Commercial director Paul Jennings said: “Heavy oil costs 20-25% more to lift, counting both capital expenditure and operating expenditure, at around $25 a barrel. Costs are also increasing and it is a slight concern that Brent crude prices are now below $70 a barrel, but we would still be comfortable at anything above $40.”
Mr Jennings was speaking after Nautical posted results for the year to June 30 and announced that it had increased its best estimate of its contingent resources – oil known to be in place but not yet produced – to 94million barrels from 56million in June last year.
The increase is primarily based on Nautical’s core assets of Kraken, where it is operator with a 35% stake, and Statoil-operated Mariner, where it holds 26.67%.

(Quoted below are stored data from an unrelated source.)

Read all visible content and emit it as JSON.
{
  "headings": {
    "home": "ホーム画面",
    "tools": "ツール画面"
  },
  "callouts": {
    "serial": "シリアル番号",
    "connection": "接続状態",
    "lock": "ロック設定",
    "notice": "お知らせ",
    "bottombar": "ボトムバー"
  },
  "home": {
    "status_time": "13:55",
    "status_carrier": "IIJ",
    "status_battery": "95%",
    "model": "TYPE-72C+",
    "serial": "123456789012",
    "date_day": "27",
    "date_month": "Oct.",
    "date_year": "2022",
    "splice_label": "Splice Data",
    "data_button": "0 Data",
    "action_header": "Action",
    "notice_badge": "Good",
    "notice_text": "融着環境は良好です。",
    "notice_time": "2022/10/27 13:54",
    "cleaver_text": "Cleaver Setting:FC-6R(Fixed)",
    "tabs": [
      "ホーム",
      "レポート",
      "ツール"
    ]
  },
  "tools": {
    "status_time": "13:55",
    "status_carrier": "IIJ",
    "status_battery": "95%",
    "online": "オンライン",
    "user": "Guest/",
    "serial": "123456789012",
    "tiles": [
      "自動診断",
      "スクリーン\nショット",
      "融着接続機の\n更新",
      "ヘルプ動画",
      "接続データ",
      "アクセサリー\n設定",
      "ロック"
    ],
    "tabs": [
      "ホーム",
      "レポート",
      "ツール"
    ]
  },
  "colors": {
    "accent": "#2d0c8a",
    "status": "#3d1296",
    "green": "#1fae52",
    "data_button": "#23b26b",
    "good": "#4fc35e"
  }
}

Chief executive Steve Jenkins said: “Nautical’s progress over the past 12 months has resulted in the creation of a solid asset platform from which production and revenue are now firmly in sight for our shareholders.
“Following the successful discovery of Kraken at the end of 2007, and work carried out on Mariner, the company has reserves of 23million barrels and resources of a further 94million barrels, in addition to £20million of cash in the bank.
“We look forward to the future with a high level of confidence.”
Nautical said Kraken and Mariner, both south-east of Shetland, were on track for field-development plan submissions in late 2009 and mid-2010 and it had sufficient cash resources to take it through to the submissions for the two fields.
Chairman Ian Williams said the “prospectivity” of the company’s licence portfolio was endorsed by a series of farm-in deals on terms which clearly showed partner confidence in the quality of its assets.
Nautical has also announced the appointment of Will Mathers as chief financial officer and finance director to succeed Hemant Thanawala.
Mr Mathers, 32, was previously in finance posts with International Energy and Royal Dutch Shell.
The company, which has no income from production yet, reported pre-tax losses for the year of £4.52million, including a write-off for exploration costs of £3.2million, compared with an £863,000 deficit the year before.